The set up is understandable enough: Triton has ticked Zeus off by bedding Zeus’s current mistress and is given the option of two punishments: banishment to earthside in order to earn the love of a woman who see past his divine beauty and sexual prowress, or banishment to Hades for a year. Because Triton is still a very immature sort of god, he was too busy daydreaming about his latest conquest and was tricked into choosing the first option. He thus finds himself stripped of his godly powers and flung down in America. Here, with the help of Hermes and Dionysos (help which isn’t always help) Triton runs into — and immediately alienates — Sophia, to whom he is inexplicably (to him anyway, the reader is privy to why) drawn.

Sophia has her own problems: renovations to the home she grew up in, trying to turn it into B&B in order to afford keeping the place, while dealing with a monster of a cousin who feels shafted by his exclusion in the will. This is made worse by an accident that renders her blind. Blind, Triton discovers, will aid his task immeasurably.

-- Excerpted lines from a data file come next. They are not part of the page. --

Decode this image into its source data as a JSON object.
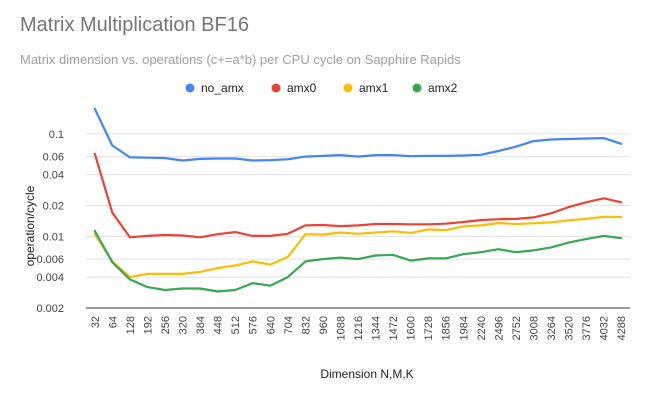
{
  "chart_data": {
    "type": "line",
    "title": "Matrix Multiplication BF16",
    "subtitle": "Matrix dimension vs. operations (c+=a*b) per CPU cycle on Sapphire Rapids",
    "xlabel": "Dimension N,M,K",
    "ylabel": "operation/cycle",
    "yscale": "log",
    "ylim": [
      0.002,
      0.2
    ],
    "yticks": [
      0.002,
      0.004,
      0.006,
      0.01,
      0.02,
      0.04,
      0.06,
      0.1
    ],
    "ytick_labels": [
      "0.002",
      "0.004",
      "0.006",
      "0.01",
      "0.02",
      "0.04",
      "0.06",
      "0.1"
    ],
    "grid": true,
    "legend_position": "top",
    "categories": [
      "32",
      "64",
      "128",
      "192",
      "256",
      "320",
      "384",
      "448",
      "512",
      "576",
      "640",
      "704",
      "832",
      "960",
      "1088",
      "1216",
      "1344",
      "1472",
      "1600",
      "1728",
      "1856",
      "1984",
      "2240",
      "2496",
      "2752",
      "3008",
      "3264",
      "3520",
      "3776",
      "4032",
      "4288"
    ],
    "series": [
      {
        "name": "no_amx",
        "color": "#4285f4",
        "values": [
          0.175,
          0.077,
          0.059,
          0.0585,
          0.058,
          0.055,
          0.057,
          0.0575,
          0.0575,
          0.055,
          0.0555,
          0.0565,
          0.06,
          0.061,
          0.062,
          0.06,
          0.062,
          0.062,
          0.0605,
          0.061,
          0.061,
          0.0615,
          0.0625,
          0.068,
          0.075,
          0.085,
          0.088,
          0.089,
          0.09,
          0.091,
          0.08
        ]
      },
      {
        "name": "amx0",
        "color": "#ea4335",
        "values": [
          0.064,
          0.017,
          0.0098,
          0.0101,
          0.0103,
          0.0102,
          0.0098,
          0.0105,
          0.011,
          0.0101,
          0.0101,
          0.0106,
          0.0128,
          0.0129,
          0.0126,
          0.0128,
          0.0132,
          0.0132,
          0.0131,
          0.0131,
          0.0133,
          0.0138,
          0.0144,
          0.0147,
          0.0148,
          0.0153,
          0.0168,
          0.0193,
          0.0215,
          0.0235,
          0.0215
        ]
      },
      {
        "name": "amx1",
        "color": "#fbbc04",
        "values": [
          0.0105,
          0.0057,
          0.004,
          0.0043,
          0.0043,
          0.0043,
          0.0045,
          0.0049,
          0.0052,
          0.0057,
          0.0053,
          0.0063,
          0.0105,
          0.0104,
          0.0109,
          0.0106,
          0.0109,
          0.0112,
          0.0108,
          0.0117,
          0.0115,
          0.0125,
          0.0128,
          0.0135,
          0.0132,
          0.0134,
          0.0137,
          0.0143,
          0.0148,
          0.0155,
          0.0154
        ]
      },
      {
        "name": "amx2",
        "color": "#34a853",
        "values": [
          0.0113,
          0.0056,
          0.0038,
          0.0032,
          0.003,
          0.0031,
          0.0031,
          0.0029,
          0.003,
          0.0035,
          0.0033,
          0.004,
          0.0057,
          0.006,
          0.0062,
          0.006,
          0.0065,
          0.0066,
          0.0058,
          0.0061,
          0.0061,
          0.0067,
          0.007,
          0.0075,
          0.007,
          0.0073,
          0.0078,
          0.0087,
          0.0094,
          0.0101,
          0.0096
        ]
      }
    ]
  }
}
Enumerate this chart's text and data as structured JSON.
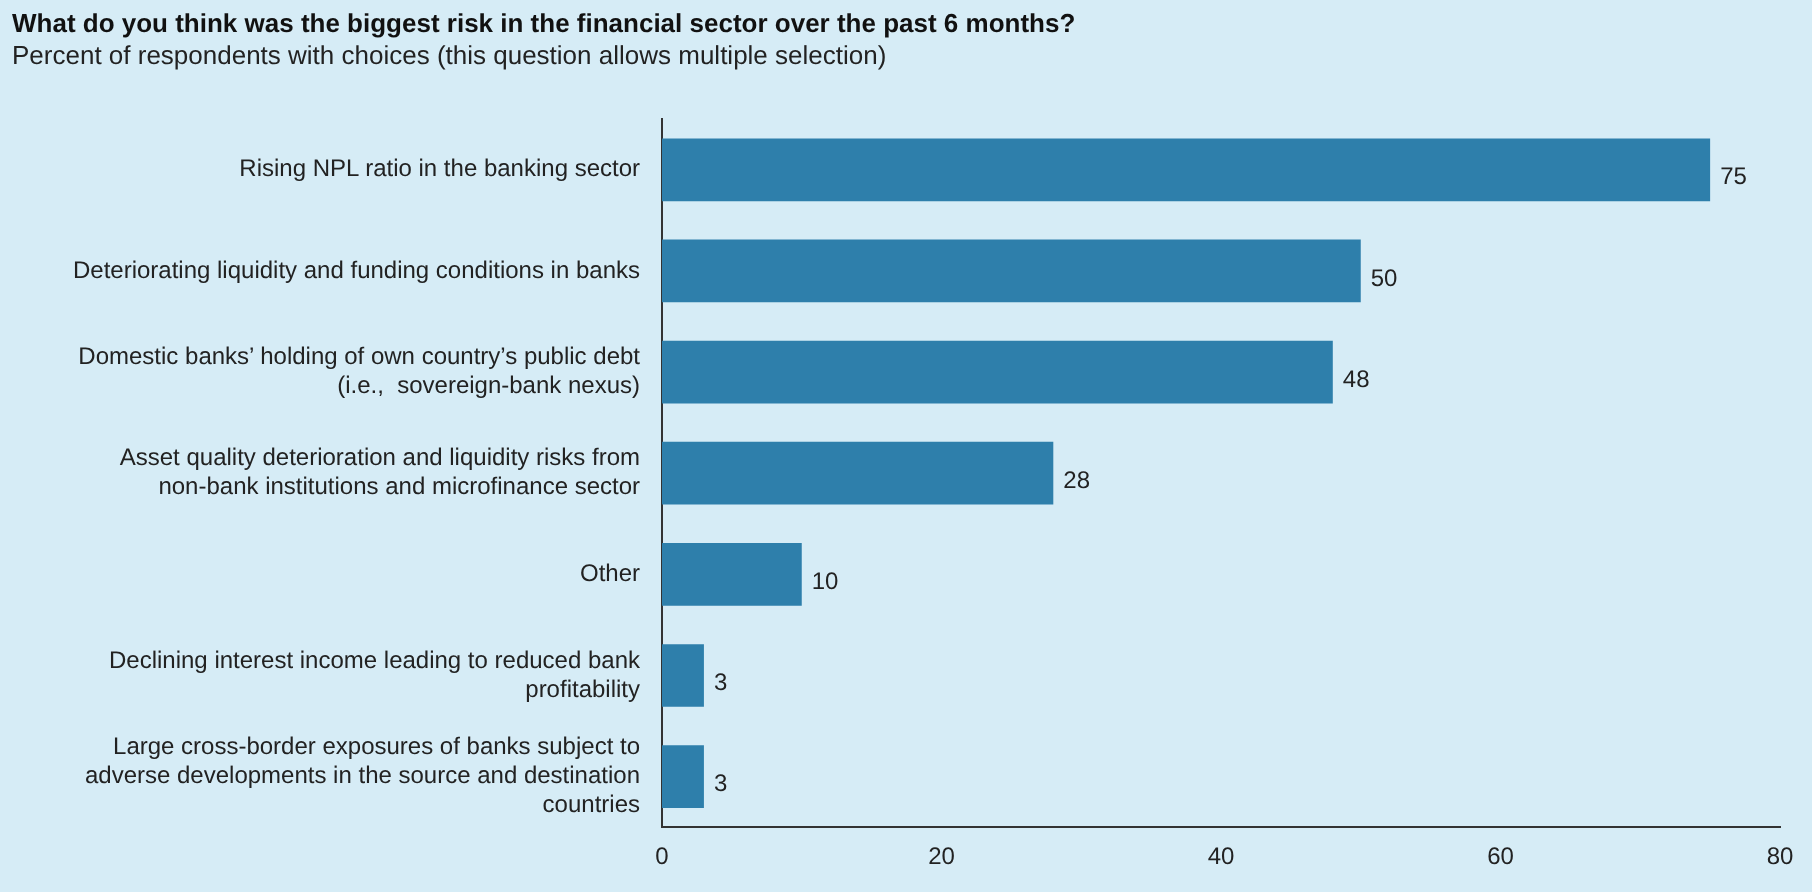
{
  "chart_data": {
    "type": "bar",
    "orientation": "horizontal",
    "title": "What do you think was the biggest risk in the financial sector over the past 6 months?",
    "subtitle": "Percent of respondents with choices (this question allows multiple selection)",
    "categories": [
      "Rising NPL ratio in the banking sector",
      "Deteriorating liquidity and funding conditions in banks",
      "Domestic banks’ holding of own country’s public debt (i.e.,  sovereign-bank nexus)",
      "Asset quality deterioration and liquidity risks from non-bank institutions and microfinance sector",
      "Other",
      "Declining interest income leading to reduced bank profitability",
      "Large cross-border exposures of banks subject to adverse developments in the source and destination countries"
    ],
    "values": [
      75,
      50,
      48,
      28,
      10,
      3,
      3
    ],
    "color": "#2e7fab",
    "xlim": [
      0,
      80
    ],
    "xticks": [
      0,
      20,
      40,
      60,
      80
    ],
    "grid": false,
    "legend": false,
    "data_labels": true
  }
}
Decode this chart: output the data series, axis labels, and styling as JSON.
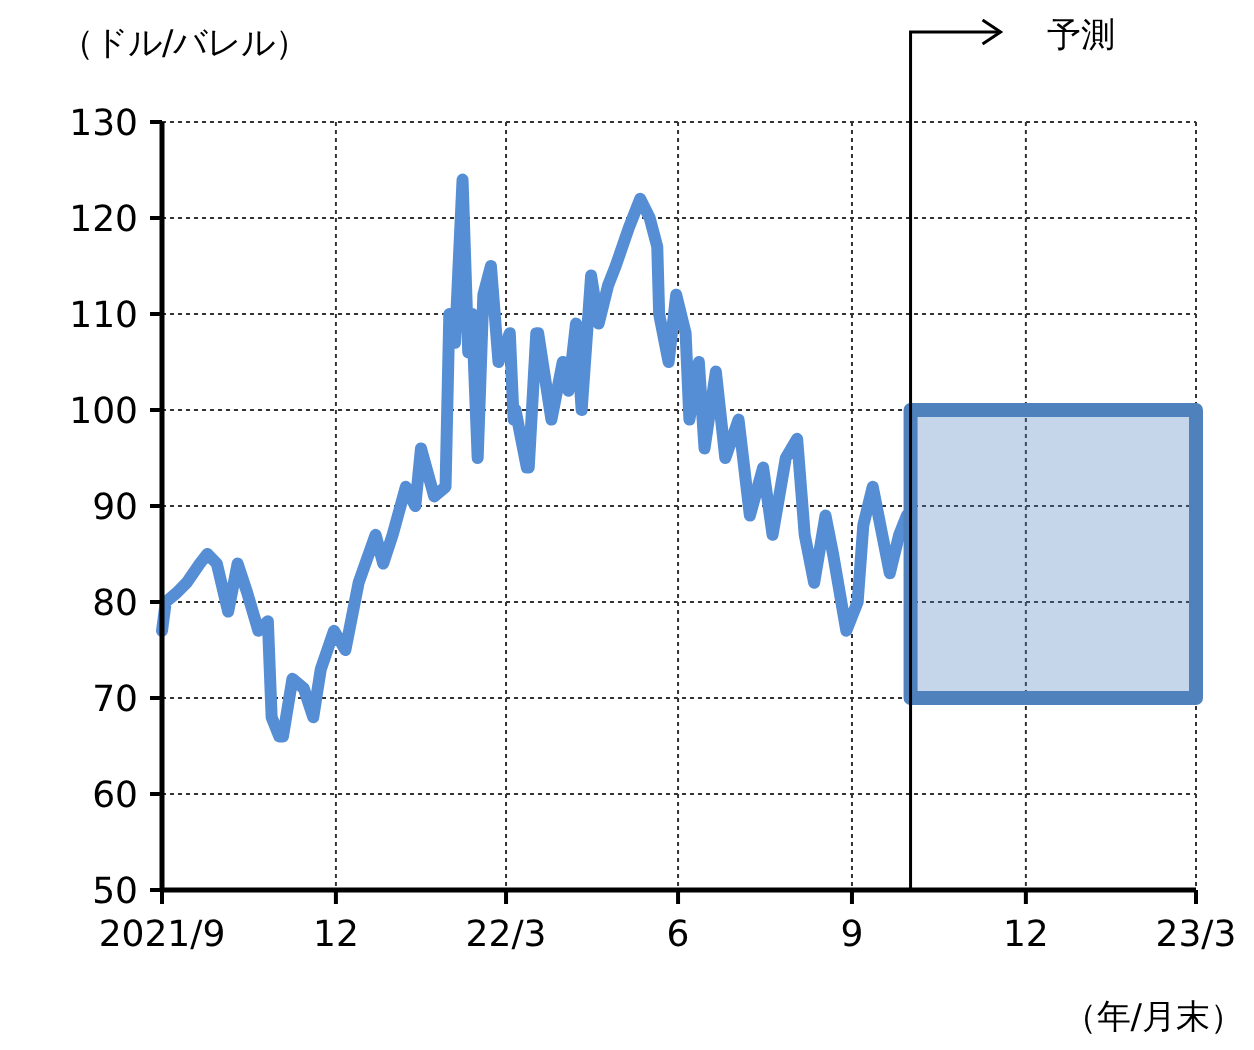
{
  "chart_data": {
    "type": "line",
    "ylabel": "（ドル/バレル）",
    "xlabel": "（年/月末）",
    "xlim": [
      "2021-09-30",
      "2023-03-31"
    ],
    "xticks": [
      {
        "value": "2021-09-30",
        "label": "2021/9"
      },
      {
        "value": "2021-12-31",
        "label": "12"
      },
      {
        "value": "2022-03-31",
        "label": "22/3"
      },
      {
        "value": "2022-06-30",
        "label": "6"
      },
      {
        "value": "2022-09-30",
        "label": "9"
      },
      {
        "value": "2022-12-31",
        "label": "12"
      },
      {
        "value": "2023-03-31",
        "label": "23/3"
      }
    ],
    "ylim": [
      50,
      130
    ],
    "yticks": [
      50,
      60,
      70,
      80,
      90,
      100,
      110,
      120,
      130
    ],
    "grid": true,
    "line_style": "solid",
    "marker": "none",
    "ref_lines": [
      {
        "axis": "x",
        "value": "2022-10-31",
        "label": "予測",
        "color": "#000000"
      }
    ],
    "bands": [
      {
        "axis": "y",
        "from": 70,
        "to": 100,
        "color": "#4f81bd"
      }
    ],
    "series": [
      {
        "color": "#558ed5",
        "x": [
          "2021-09-30",
          "2021-10-02",
          "2021-10-08",
          "2021-10-13",
          "2021-10-20",
          "2021-10-24",
          "2021-10-29",
          "2021-11-04",
          "2021-11-09",
          "2021-11-14",
          "2021-11-20",
          "2021-11-25",
          "2021-11-27",
          "2021-12-01",
          "2021-12-03",
          "2021-12-08",
          "2021-12-14",
          "2021-12-19",
          "2021-12-23",
          "2021-12-30",
          "2022-01-05",
          "2022-01-12",
          "2022-01-21",
          "2022-01-25",
          "2022-01-30",
          "2022-02-06",
          "2022-02-11",
          "2022-02-14",
          "2022-02-21",
          "2022-02-27",
          "2022-03-01",
          "2022-03-04",
          "2022-03-08",
          "2022-03-11",
          "2022-03-13",
          "2022-03-16",
          "2022-03-19",
          "2022-03-23",
          "2022-03-27",
          "2022-04-02",
          "2022-04-04",
          "2022-04-05",
          "2022-04-11",
          "2022-04-12",
          "2022-04-16",
          "2022-04-17",
          "2022-04-24",
          "2022-04-30",
          "2022-05-03",
          "2022-05-07",
          "2022-05-10",
          "2022-05-15",
          "2022-05-19",
          "2022-05-24",
          "2022-05-28",
          "2022-06-04",
          "2022-06-10",
          "2022-06-15",
          "2022-06-19",
          "2022-06-20",
          "2022-06-25",
          "2022-06-29",
          "2022-07-04",
          "2022-07-06",
          "2022-07-11",
          "2022-07-14",
          "2022-07-20",
          "2022-07-25",
          "2022-08-01",
          "2022-08-07",
          "2022-08-14",
          "2022-08-19",
          "2022-08-26",
          "2022-09-01",
          "2022-09-05",
          "2022-09-10",
          "2022-09-16",
          "2022-09-20",
          "2022-09-27",
          "2022-10-03",
          "2022-10-06",
          "2022-10-11",
          "2022-10-15",
          "2022-10-20",
          "2022-10-25",
          "2022-10-29"
        ],
        "values": [
          77,
          80,
          81,
          82,
          84,
          85,
          84,
          79,
          84,
          81,
          77,
          78,
          68,
          66,
          66,
          72,
          71,
          68,
          73,
          77,
          75,
          82,
          87,
          84,
          87,
          92,
          90,
          96,
          91,
          92,
          110,
          107,
          124,
          106,
          110,
          95,
          112,
          115,
          105,
          108,
          99,
          100,
          94,
          94,
          108,
          108,
          99,
          105,
          102,
          109,
          100,
          114,
          109,
          113,
          115,
          119,
          122,
          120,
          117,
          110,
          105,
          112,
          108,
          99,
          105,
          96,
          104,
          95,
          99,
          89,
          94,
          87,
          95,
          97,
          87,
          82,
          89,
          85,
          77,
          80,
          88,
          92,
          88,
          83,
          87,
          89
        ]
      }
    ]
  }
}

A Touch of Greek is not my normal reading fare. It’s a lighter treatment of non-human characters (hey, I like my supernaturals dark and spooky) and the stereotyping of the gods is enough to annoy me — except, at the same time, it doesn’t. I mean, if Homer can render them into nearly caricature, why can’t modern writers? The only actual criticism I have of the book was a spot of not even homophobia so much as one of the gods in question reacting sort of askance at an insinuation of a same-sex situation. This kicked me out of the flow of the story for a few reason, but the main one being the history of same-sex relationships in the ancient Hellenic world: that is, it was common place, in places, and a part of live and not necessarily viewed as unhealthy. That the ancient pagan gods, who are decidedly not under the influence of Christian dogma, should even bat an eye at that, hit me as anachronistic.

One flaw does not a bad novel make, however. Tina’s storytelling is solid, her characters are believable (Sophia’s deplorable cousin was extremely believable and reminded me of people I’ve known) and her setting really comes across well. I was nearly oppressed by the heat and humidity while I was reading the book, despite our climate being in early spring currently. I’m happy I discovered this series.

This is one of those books that the genre gets a bad name for and shouldn’t. It’s not a deep book, it’s not meaty, it’s not going to make you question the way the world is or why monsters are monsters. It does remind you that people are good, even when they suck, and that love is a powerful, transforming force. If you want to be reminded of these things and you want to be entertained while doing it, do check out this book.

Also, don’t forget about my book give away! You’ve got until the 27th to enter.